– Угомонись, Опра! – взъярилась Мередит. – Отстань от него. Пусть поспит.
– Но он же сказал…
– Он сказал, что нам нужно помогать маме. Будто об этом надо просить. – Мередит стала возиться с папиными одеялами и взбивать подушки, точно квалифицированная медсестра.
Нина понимала: если Мередит пытается занять руки, значит, ей страшно. Скоро она захочет ото всех убежать.
– Не уходи, – сказала Нина. – Нам с тобой надо поговорить…
– Не могу, – ответила Мередит. – Работу не поставишь на паузу, просто захотев. Вернусь через час.
И она ушла.
Нина машинально достала камеру и принялась снимать – для себя, не собираясь никому показывать снимки. Когда она навела камеру на папино бледное лицо, слезы, которые она уже не могла сдержать, затуманили взгляд, превратив фигуру отца в сероватое пятно на фоне огромной деревянной кровати с балдахином. Она хотела было сказать:
Нина бесшумно вышла из комнаты и притворила дверь. В коридоре она наткнулась на мать и, поймав ее полный боли взгляд, протянула к ней руку.
Но мать только отпрянула и, плотно закрыв дверь, скрылась в спальне.
Вот так. В жуткой тишине коридора перед Ниной будто снова пронеслось все ее детство. Хуже всего то, что она сама виновата.
К ее матери нечего было тянуться.
Тем же вечером Мередит с Джеффом поехали за девочками на вокзал. Встреча получилась совсем не такой, каким должно быть возвращение домой, – безрадостной, полной грустных взглядов и недомолвок.

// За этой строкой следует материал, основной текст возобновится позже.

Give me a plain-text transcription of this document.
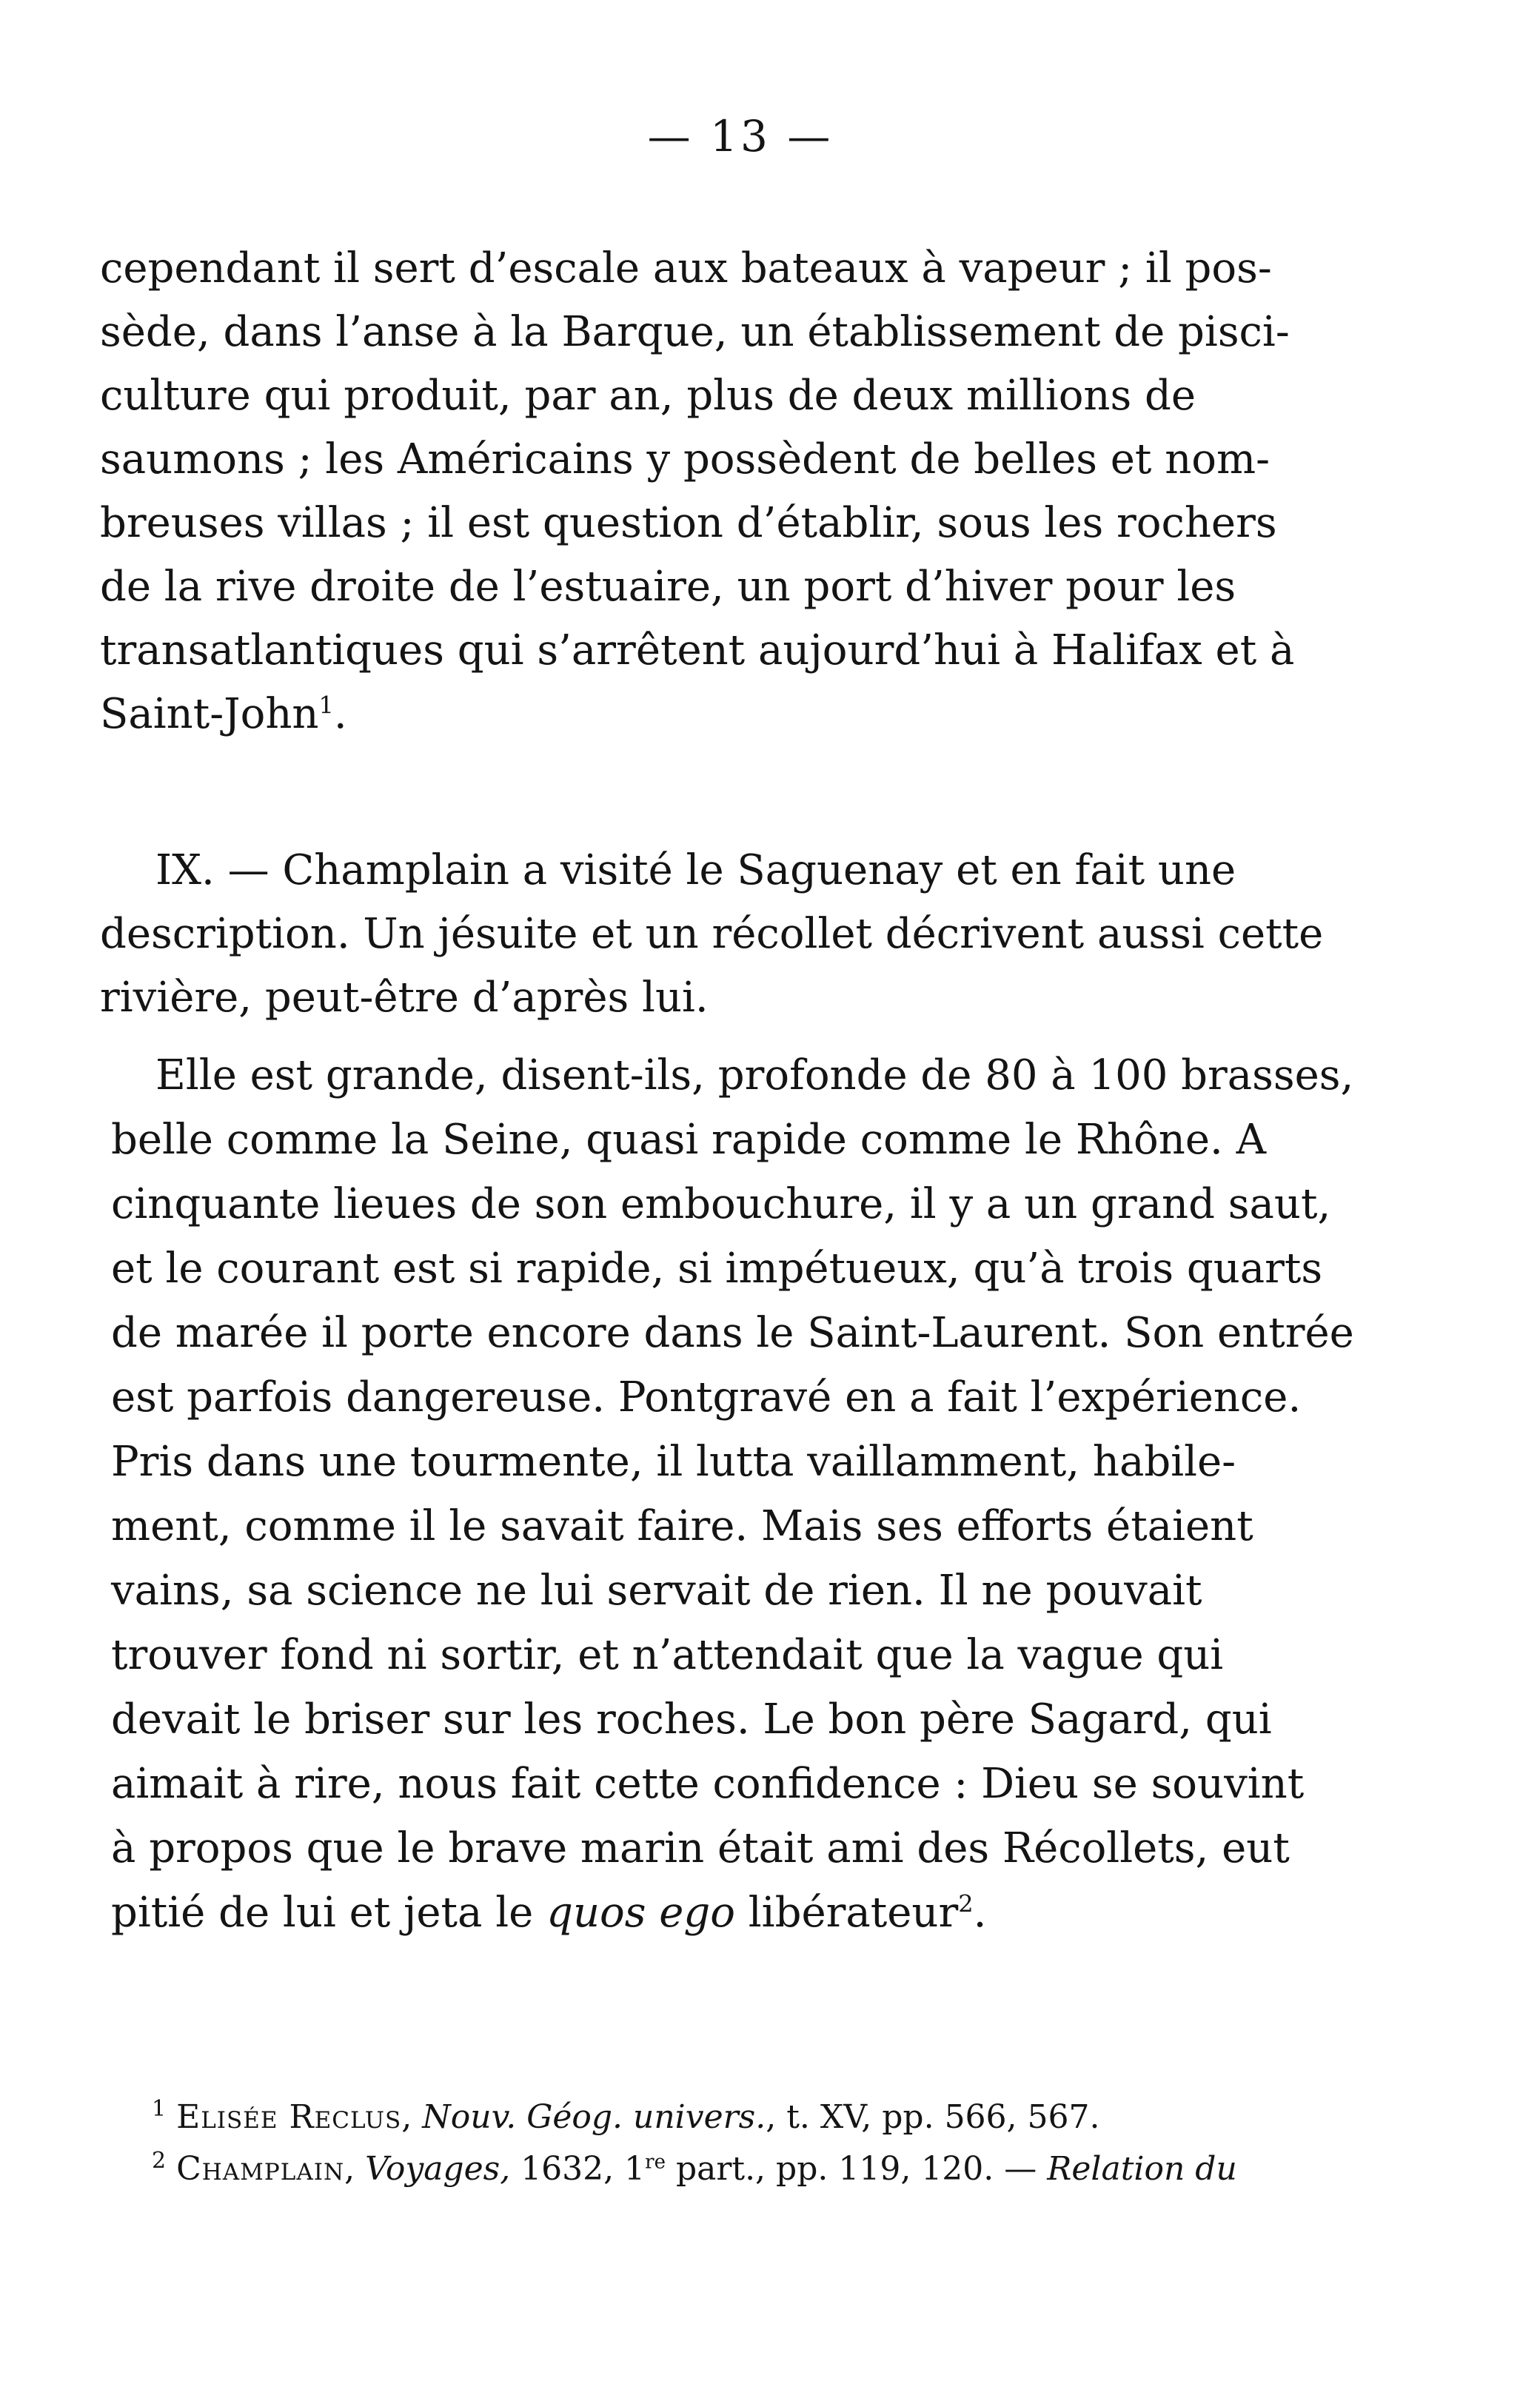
— 13 —
cependant il sert d’escale aux bateaux à vapeur ; il pos-
sède, dans l’anse à la Barque, un établissement de pisci-
culture qui produit, par an, plus de deux millions de
saumons ; les Américains y possèdent de belles et nom-
breuses villas ; il est question d’établir, sous les rochers
de la rive droite de l’estuaire, un port d’hiver pour les
transatlantiques qui s’arrêtent aujourd’hui à Halifax et à
Saint-John$^1$.
IX. — Champlain a visité le Saguenay et en fait une
description. Un jésuite et un récollet décrivent aussi cette
rivière, peut-être d’après lui.
Elle est grande, disent-ils, profonde de 80 à 100 brasses,
belle comme la Seine, quasi rapide comme le Rhône. A
cinquante lieues de son embouchure, il y a un grand saut,
et le courant est si rapide, si impétueux, qu’à trois quarts
de marée il porte encore dans le Saint-Laurent. Son entrée
est parfois dangereuse. Pontgravé en a fait l’expérience.
Pris dans une tourmente, il lutta vaillamment, habile-
ment, comme il le savait faire. Mais ses efforts étaient
vains, sa science ne lui servait de rien. Il ne pouvait
trouver fond ni sortir, et n’attendait que la vague qui
devait le briser sur les roches. Le bon père Sagard, qui
aimait à rire, nous fait cette confidence : Dieu se souvint
à propos que le brave marin était ami des Récollets, eut
pitié de lui et jeta le quos ego libérateur$^2$.
$^1$ Elisée Reclus, Nouv. Géog. univers., t. XV, pp. 566, 567.
$^2$ Champlain, Voyages, 1632, 1re part., pp. 119, 120. — Relation du
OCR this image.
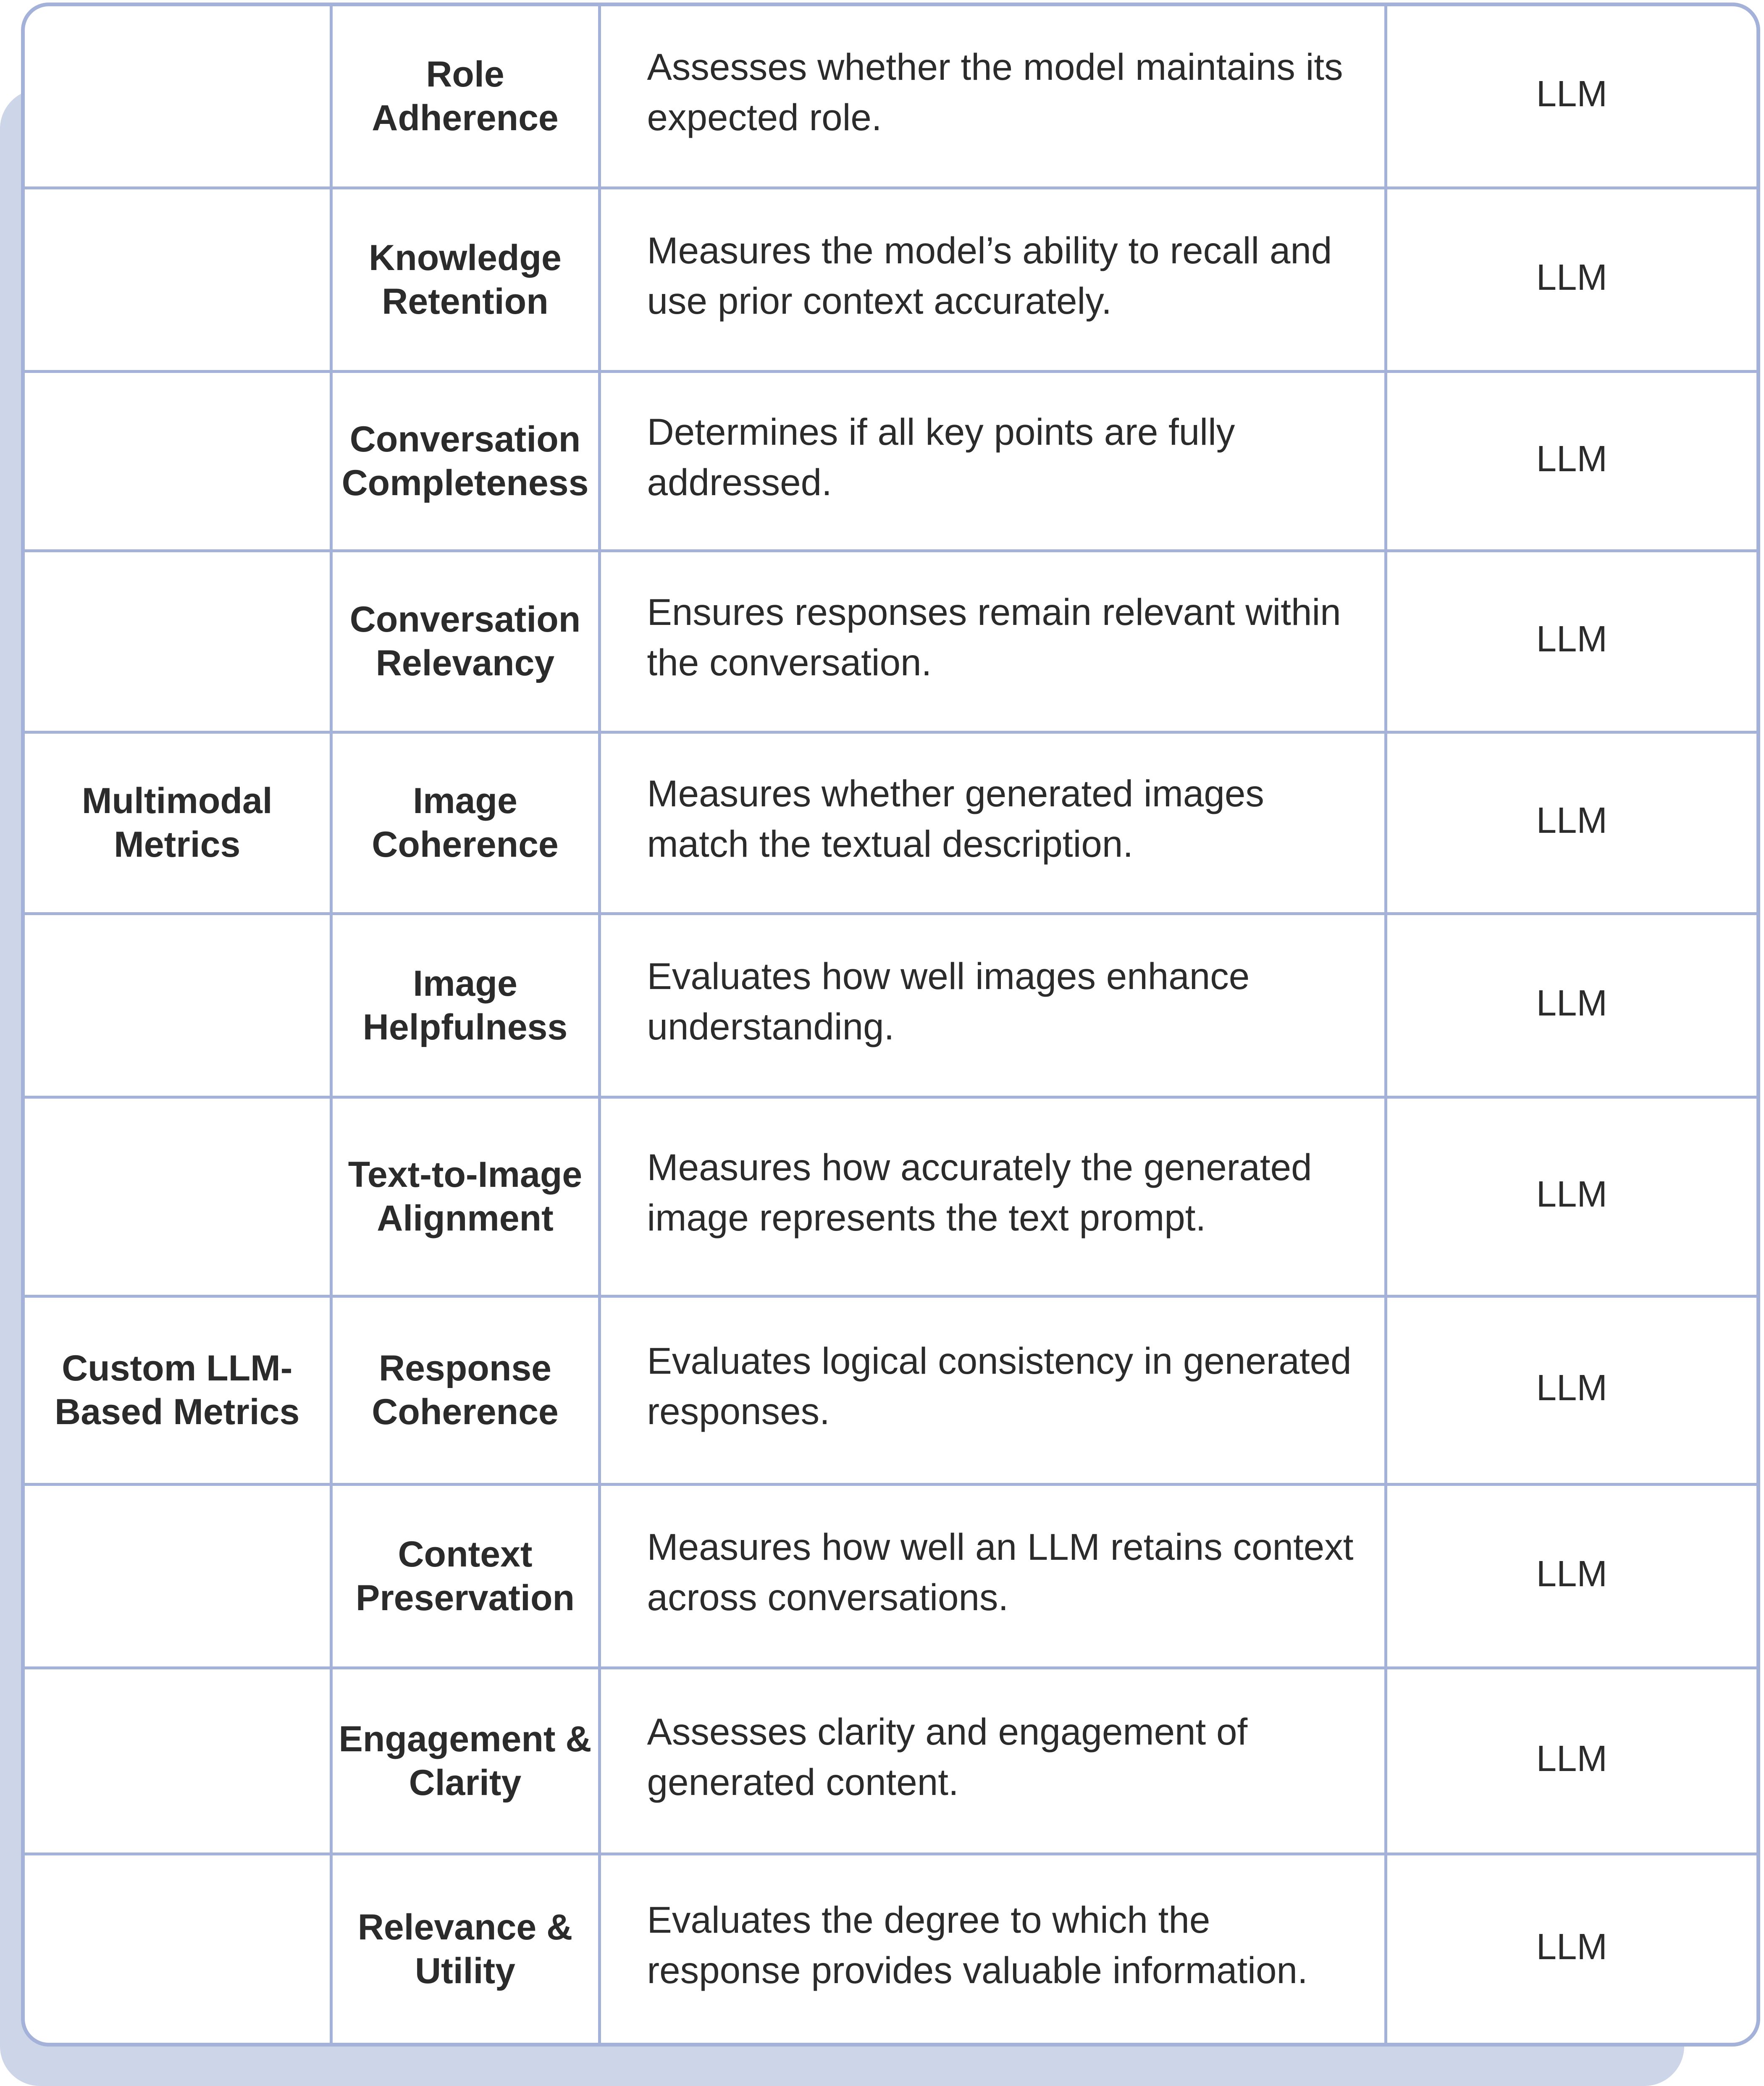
	Role Adherence	Assesses whether the model maintains its expected role.	LLM
	Knowledge Retention	Measures the model’s ability to recall and use prior context accurately.	LLM
	Conversation Completeness	Determines if all key points are fully addressed.	LLM
	Conversation Relevancy	Ensures responses remain relevant within the conversation.	LLM
Multimodal Metrics	Image Coherence	Measures whether generated images match the textual description.	LLM
	Image Helpfulness	Evaluates how well images enhance understanding.	LLM
	Text-to-Image Alignment	Measures how accurately the generated image represents the text prompt.	LLM
Custom LLM-Based Metrics	Response Coherence	Evaluates logical consistency in generated responses.	LLM
	Context Preservation	Measures how well an LLM retains context across conversations.	LLM
	Engagement & Clarity	Assesses clarity and engagement of generated content.	LLM
	Relevance & Utility	Evaluates the degree to which the response provides valuable information.	LLM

– Как держится дедушка? – спросила Джиллиан, как только двери машины захлопнулись и они вчетвером оказались в тишине.
Мередит хотела бы соврать, но дочери были уже слишком взрослыми, чтобы ограждать их от правды.
– Не очень, – тихо сказала она. – Но он будет рад вас увидеть.
Глаза Мэдди наполнились слезами. Неудивительно: она всегда была особенно впечатлительной, смеялась и плакала громче других.
– Мы навестим его сегодня?
– Конечно, солнышко. Он нас ждет. Тетя Нина тоже приехала.
При упоминании Нины Мэдди улыбнулась, но это было лишь жалкое подобие ее обычной реакции.